Krefeld Drei Jahre obdachlos: "Ich wünsche mir ein geregeltes Leben"
Die WZ hat mit dem 28-jährigen Carsten Lange über sein Leben auf der Straße gesprochen.
Krefeld. Sie sind dreckig, sie stinken, sie sind gefährlich, sie sind alle drogenabhängig und alkoholkrank — Vorurteile, die wohl jeder schon mal im Zusammenhang mit Obdachlosen gehört hat.
In der Krefelder Einkaufspassage sitzt ein junger Mann ruhig auf dem Boden. Er schaut entspannt auf die vorbeilaufenden Menschen, die ihn größtenteils ignorieren. Vor ihm steht ein Pappbecher, in dem von Zeit zu Zeit ein paar Münzen landen. Er stellt sich mit „Shyno“ vor. „Den Namen hat mir meine Exfreundin gegeben“, erzählt er.

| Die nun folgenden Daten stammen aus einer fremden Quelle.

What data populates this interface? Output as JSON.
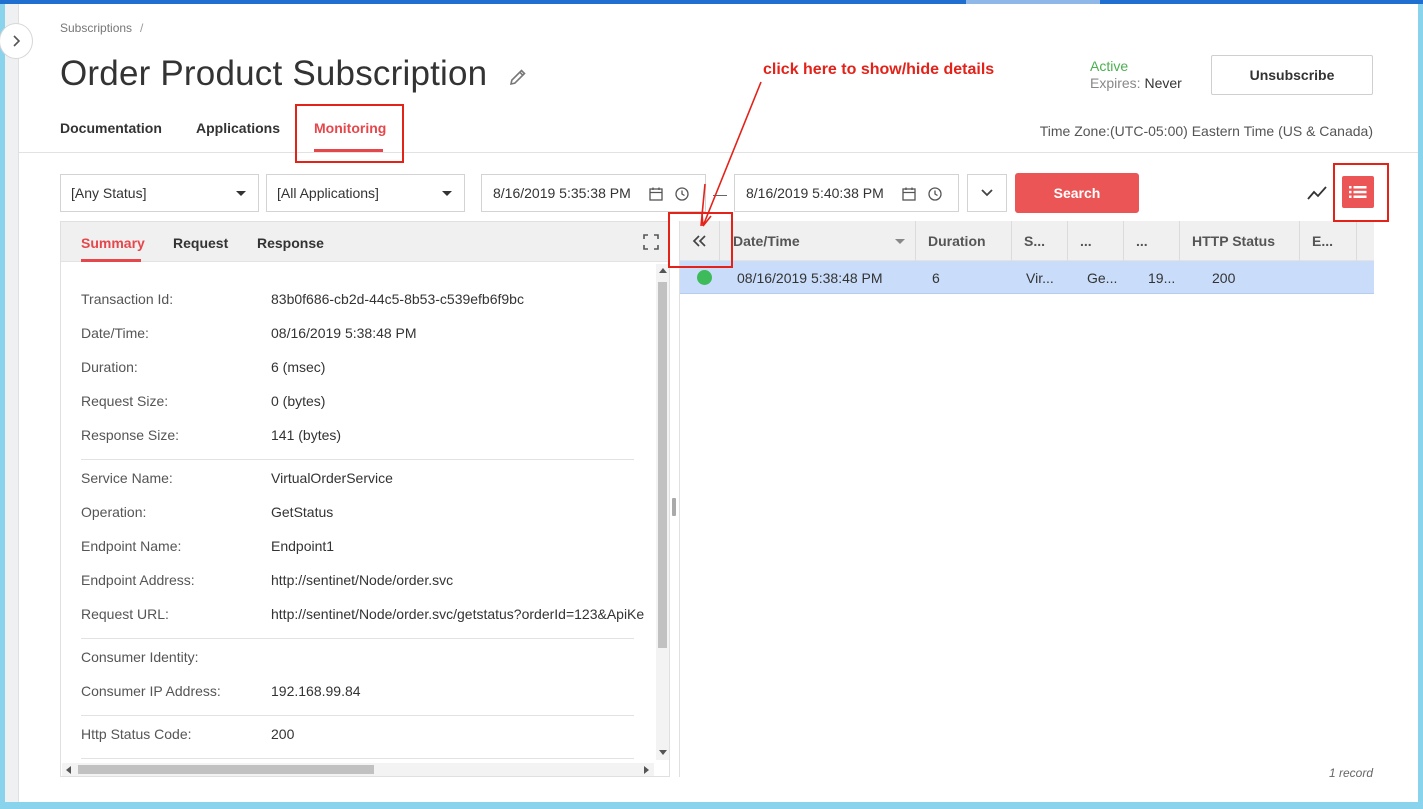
{
  "breadcrumb": {
    "item": "Subscriptions",
    "separator": "/"
  },
  "header": {
    "title": "Order Product Subscription",
    "status": "Active",
    "expires_label": "Expires:",
    "expires_value": "Never",
    "unsubscribe_label": "Unsubscribe"
  },
  "tabs": [
    {
      "label": "Documentation"
    },
    {
      "label": "Applications"
    },
    {
      "label": "Monitoring",
      "active": true
    }
  ],
  "timezone": "Time Zone:(UTC-05:00) Eastern Time (US & Canada)",
  "filters": {
    "status": "[Any Status]",
    "applications": "[All Applications]",
    "from_date": "8/16/2019 5:35:38 PM",
    "to_date": "8/16/2019 5:40:38 PM",
    "search_label": "Search"
  },
  "annotation": {
    "text": "click here to show/hide details"
  },
  "details": {
    "tabs": [
      {
        "label": "Summary",
        "active": true
      },
      {
        "label": "Request"
      },
      {
        "label": "Response"
      }
    ],
    "rows": [
      {
        "label": "Transaction Id:",
        "value": "83b0f686-cb2d-44c5-8b53-c539efb6f9bc"
      },
      {
        "label": "Date/Time:",
        "value": "08/16/2019 5:38:48 PM"
      },
      {
        "label": "Duration:",
        "value": "6 (msec)"
      },
      {
        "label": "Request Size:",
        "value": "0 (bytes)"
      },
      {
        "label": "Response Size:",
        "value": "141 (bytes)"
      },
      {
        "label": "Service Name:",
        "value": "VirtualOrderService"
      },
      {
        "label": "Operation:",
        "value": "GetStatus"
      },
      {
        "label": "Endpoint Name:",
        "value": "Endpoint1"
      },
      {
        "label": "Endpoint Address:",
        "value": "http://sentinet/Node/order.svc"
      },
      {
        "label": "Request URL:",
        "value": "http://sentinet/Node/order.svc/getstatus?orderId=123&ApiKe"
      },
      {
        "label": "Consumer Identity:",
        "value": ""
      },
      {
        "label": "Consumer IP Address:",
        "value": "192.168.99.84"
      },
      {
        "label": "Http Status Code:",
        "value": "200"
      }
    ]
  },
  "grid": {
    "columns": [
      "Date/Time",
      "Duration",
      "S...",
      "...",
      "...",
      "HTTP Status",
      "E..."
    ],
    "rows": [
      {
        "status_color": "#3dbb5b",
        "cells": [
          "08/16/2019 5:38:48 PM",
          "6",
          "Vir...",
          "Ge...",
          "19...",
          "200",
          ""
        ]
      }
    ],
    "record_count": "1 record"
  },
  "colors": {
    "accent": "#e5474b",
    "button": "#ec5555",
    "active_status": "#4caf50",
    "selected_row": "#c9ddfa",
    "annotation": "#e32219"
  }
}
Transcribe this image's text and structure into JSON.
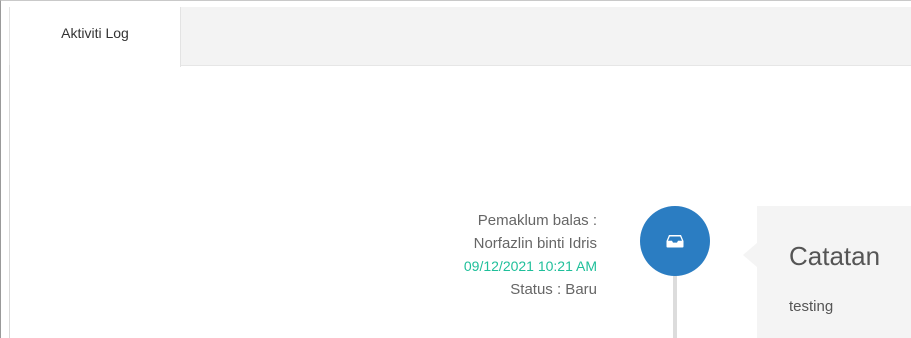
{
  "tabs": [
    {
      "label": "Aktiviti Log",
      "active": true
    }
  ],
  "timeline": {
    "entry": {
      "label_line1": "Pemaklum balas :",
      "name": "Norfazlin binti Idris",
      "datetime": "09/12/2021 10:21 AM",
      "status": "Status : Baru",
      "icon": "inbox-icon",
      "icon_color": "#2b7dc2",
      "datetime_color": "#1fbf9a",
      "card": {
        "title": "Catatan",
        "body": "testing"
      }
    }
  }
}
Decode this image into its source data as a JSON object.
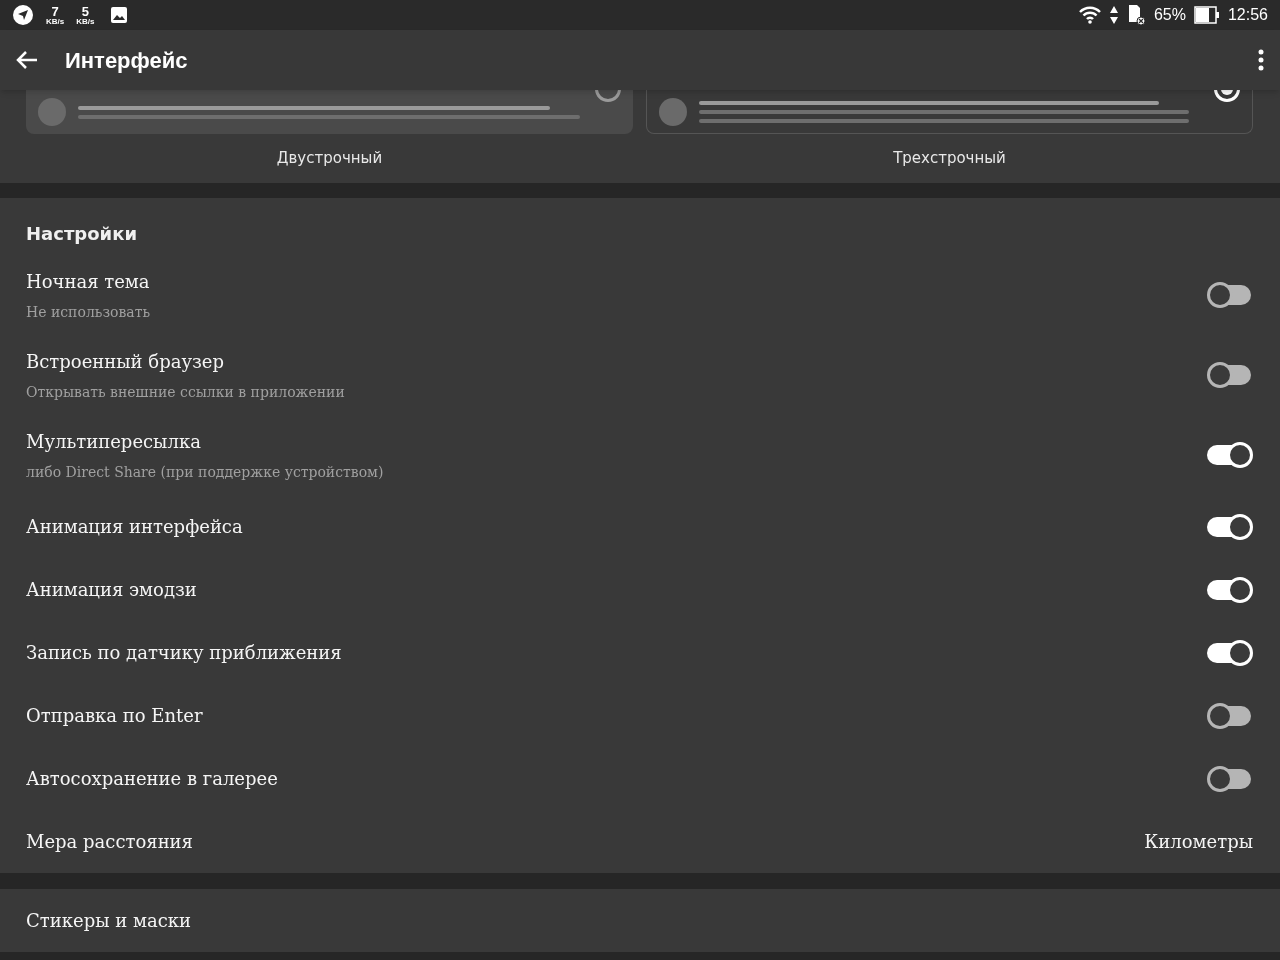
{
  "status_bar": {
    "speeds": [
      {
        "value": "7",
        "unit": "KB/s"
      },
      {
        "value": "5",
        "unit": "KB/s"
      }
    ],
    "battery": "65%",
    "time": "12:56"
  },
  "toolbar": {
    "title": "Интерфейс"
  },
  "layouts": [
    {
      "label": "Двустрочный",
      "kind": "two_line",
      "selected": false
    },
    {
      "label": "Трехстрочный",
      "kind": "three_line",
      "selected": true
    }
  ],
  "settings": {
    "header": "Настройки",
    "items": [
      {
        "kind": "switch",
        "title": "Ночная тема",
        "subtitle": "Не использовать",
        "on": false
      },
      {
        "kind": "switch",
        "title": "Встроенный браузер",
        "subtitle": "Открывать внешние ссылки в приложении",
        "on": false
      },
      {
        "kind": "switch",
        "title": "Мультипересылка",
        "subtitle": "либо Direct Share (при поддержке устройством)",
        "on": true
      },
      {
        "kind": "switch",
        "title": "Анимация интерфейса",
        "on": true
      },
      {
        "kind": "switch",
        "title": "Анимация эмодзи",
        "on": true
      },
      {
        "kind": "switch",
        "title": "Запись по датчику приближения",
        "on": true
      },
      {
        "kind": "switch",
        "title": "Отправка по Enter",
        "on": false
      },
      {
        "kind": "switch",
        "title": "Автосохранение в галерее",
        "on": false
      },
      {
        "kind": "value",
        "title": "Мера расстояния",
        "value": "Километры"
      }
    ]
  },
  "stickers": {
    "title": "Стикеры и маски"
  }
}
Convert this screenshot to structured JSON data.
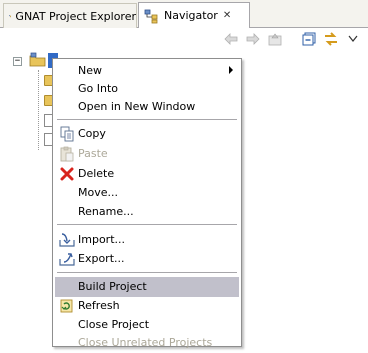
{
  "tabs": [
    {
      "label": "GNAT Project Explorer"
    },
    {
      "label": "Navigator",
      "close": "✕"
    }
  ],
  "toolbar": {
    "icons": [
      "back-arrow-icon",
      "forward-arrow-icon",
      "up-folder-icon",
      "collapse-all-icon",
      "link-with-editor-icon",
      "view-menu-icon"
    ]
  },
  "tree": {
    "expander": "−"
  },
  "context_menu": {
    "items": [
      {
        "label": "New",
        "submenu": true
      },
      {
        "label": "Go Into"
      },
      {
        "label": "Open in New Window"
      },
      {
        "label": "Copy"
      },
      {
        "label": "Paste",
        "disabled": true
      },
      {
        "label": "Delete"
      },
      {
        "label": "Move..."
      },
      {
        "label": "Rename..."
      },
      {
        "label": "Import..."
      },
      {
        "label": "Export..."
      },
      {
        "label": "Build Project",
        "highlighted": true
      },
      {
        "label": "Refresh"
      },
      {
        "label": "Close Project"
      },
      {
        "label": "Close Unrelated Projects",
        "disabled": true
      }
    ]
  },
  "colors": {
    "highlight": "#c1c0cb",
    "selection": "#316ac5",
    "disabled_text": "#aca899"
  }
}
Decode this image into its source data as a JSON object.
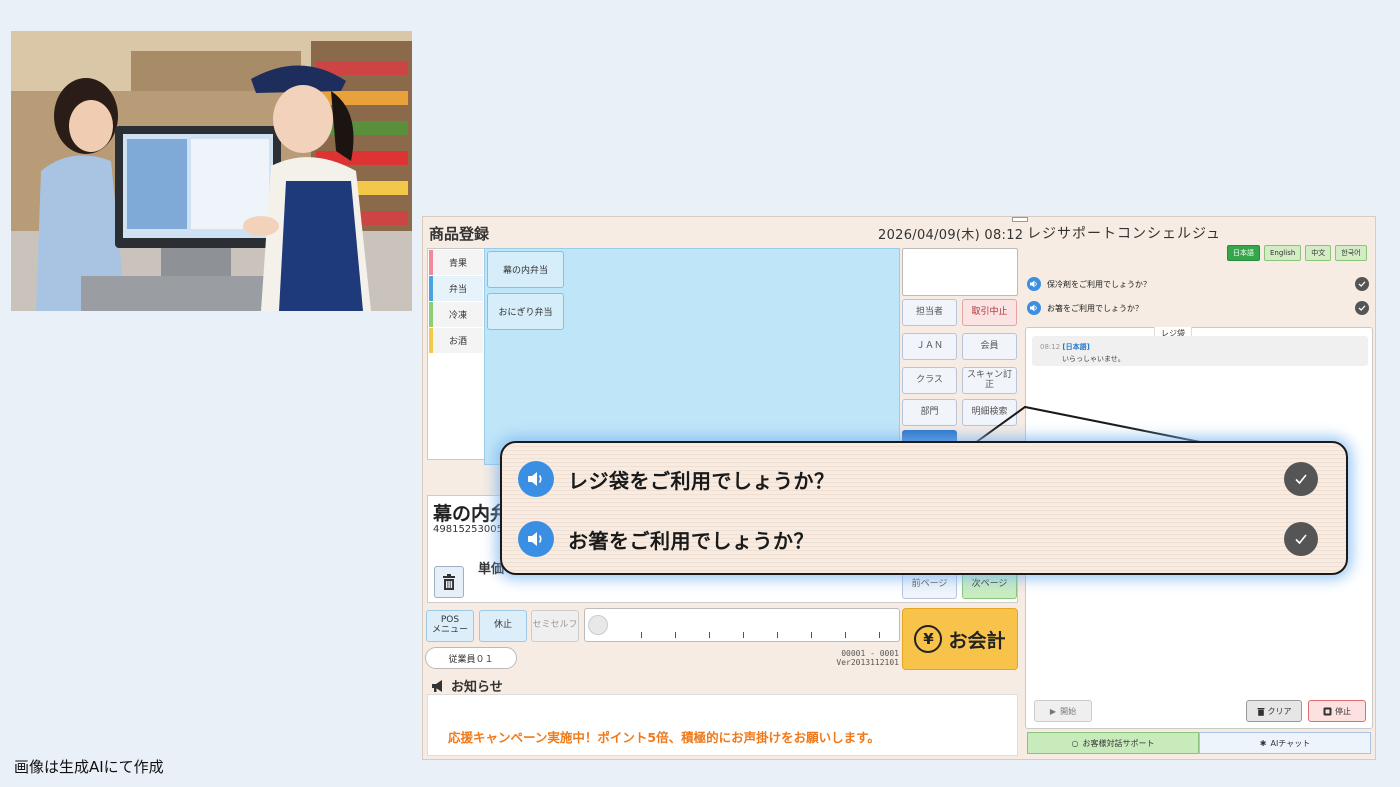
{
  "caption": "画像は生成AIにて作成",
  "pos": {
    "title": "商品登録",
    "datetime": "2026/04/09(木) 08:12",
    "categories": [
      "青果",
      "弁当",
      "冷凍",
      "お酒"
    ],
    "products": [
      "幕の内弁当",
      "おにぎり弁当"
    ],
    "func_buttons": {
      "tantousha": "担当者",
      "torihiki_chushi": "取引中止",
      "jan": "ＪＡＮ",
      "kaiin": "会員",
      "class": "クラス",
      "scan_teisei": "スキャン訂正",
      "bumon": "部門",
      "meisai_kensaku": "明細検索"
    },
    "item": {
      "name": "幕の内弁",
      "code": "49815253005",
      "unit_price_label": "単価"
    },
    "paging": {
      "prev": "前ページ",
      "next": "次ページ"
    },
    "controls": {
      "pos_menu": "POS\nメニュー",
      "kyushi": "休止",
      "semiself": "セミセルフ"
    },
    "pay_label": "お会計",
    "pay_symbol": "¥",
    "staff": "従業員０１",
    "version_line1": "00001 - 0001",
    "version_line2": "Ver2013112101",
    "notice_title": "お知らせ",
    "notice_text": "応援キャンペーン実施中！ポイント5倍、積極的にお声掛けをお願いします。"
  },
  "concierge": {
    "title": "レジサポートコンシェルジュ",
    "languages": [
      "日本語",
      "English",
      "中文",
      "한국어"
    ],
    "active_language": "日本語",
    "questions": [
      "保冷剤をご利用でしょうか？",
      "お箸をご利用でしょうか？"
    ],
    "chat_tag": "レジ袋",
    "chat_time": "08:12",
    "chat_lang": "[日本語]",
    "chat_text": "いらっしゃいませ。",
    "start": "開始",
    "clear": "クリア",
    "stop": "停止",
    "tab_support": "お客様対話サポート",
    "tab_ai": "AIチャット"
  },
  "callout": {
    "questions": [
      "レジ袋をご利用でしょうか？",
      "お箸をご利用でしょうか？"
    ]
  },
  "icons": {
    "speaker": "speaker-icon",
    "check": "check-icon",
    "trash": "trash-icon",
    "megaphone": "megaphone-icon",
    "yen": "yen-icon"
  }
}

Seit drei Jahren lebt der 28-Jährige auf der Straße. Vorher hatte er eine Wohnung und lebte von Hartz IV. Wegen bürokratischen Durcheinanders beim Arbeitsamt — das er sich bis heute nicht erklären kann — wurde seine Miete damals nicht mehr bezahlt und er verlor die Wohnung. Seitdem sucht er eine neue Bleibe, doch sein Äußeres schrecke potenzielle Vermieter schnell ab, glaubt Shyno. „Theoretisch könnte ich vielleicht eine Wohnung bekommen, aber ich habe kein Glück bei der Suche.“
Frust kommt bei dem 28-Jährigen deshalb nicht auf. „Ich sehe alles locker“, sagt er. Sein Leben finanziere er mit Hartz IV und dem, was ihm Passanten in seinen Pappbecher werfen. „Ich bin eigentlich relativ zufrieden.“
Unbekannt ist sein Gesicht für viele Krefelder nicht. Immer mal wieder bleiben Menschen auch stehen, wechseln ein paar nette Worte mit Shyno und geben ihm etwas zu Essen oder zu Trinken. Anfeindungen seien eher die Seltenheit, erzählt er. Nur einmal, da sei er von Kindern angespuckt worden, erinnert Shyno sich.
„Das Schlimmste ist eigentlich, wenn ich im Winter draußen pennen muss. Das ist dann schon richtig extrem.“ Häufig könne er auch in der Wohnung eines arbeitslosen Freundes unterkommen. „Das ist auch so mein einziger Freund“, verrät Shyno. Aber im Schnitt müsse er deshalb nur jede dritte Nacht draußen übernachten.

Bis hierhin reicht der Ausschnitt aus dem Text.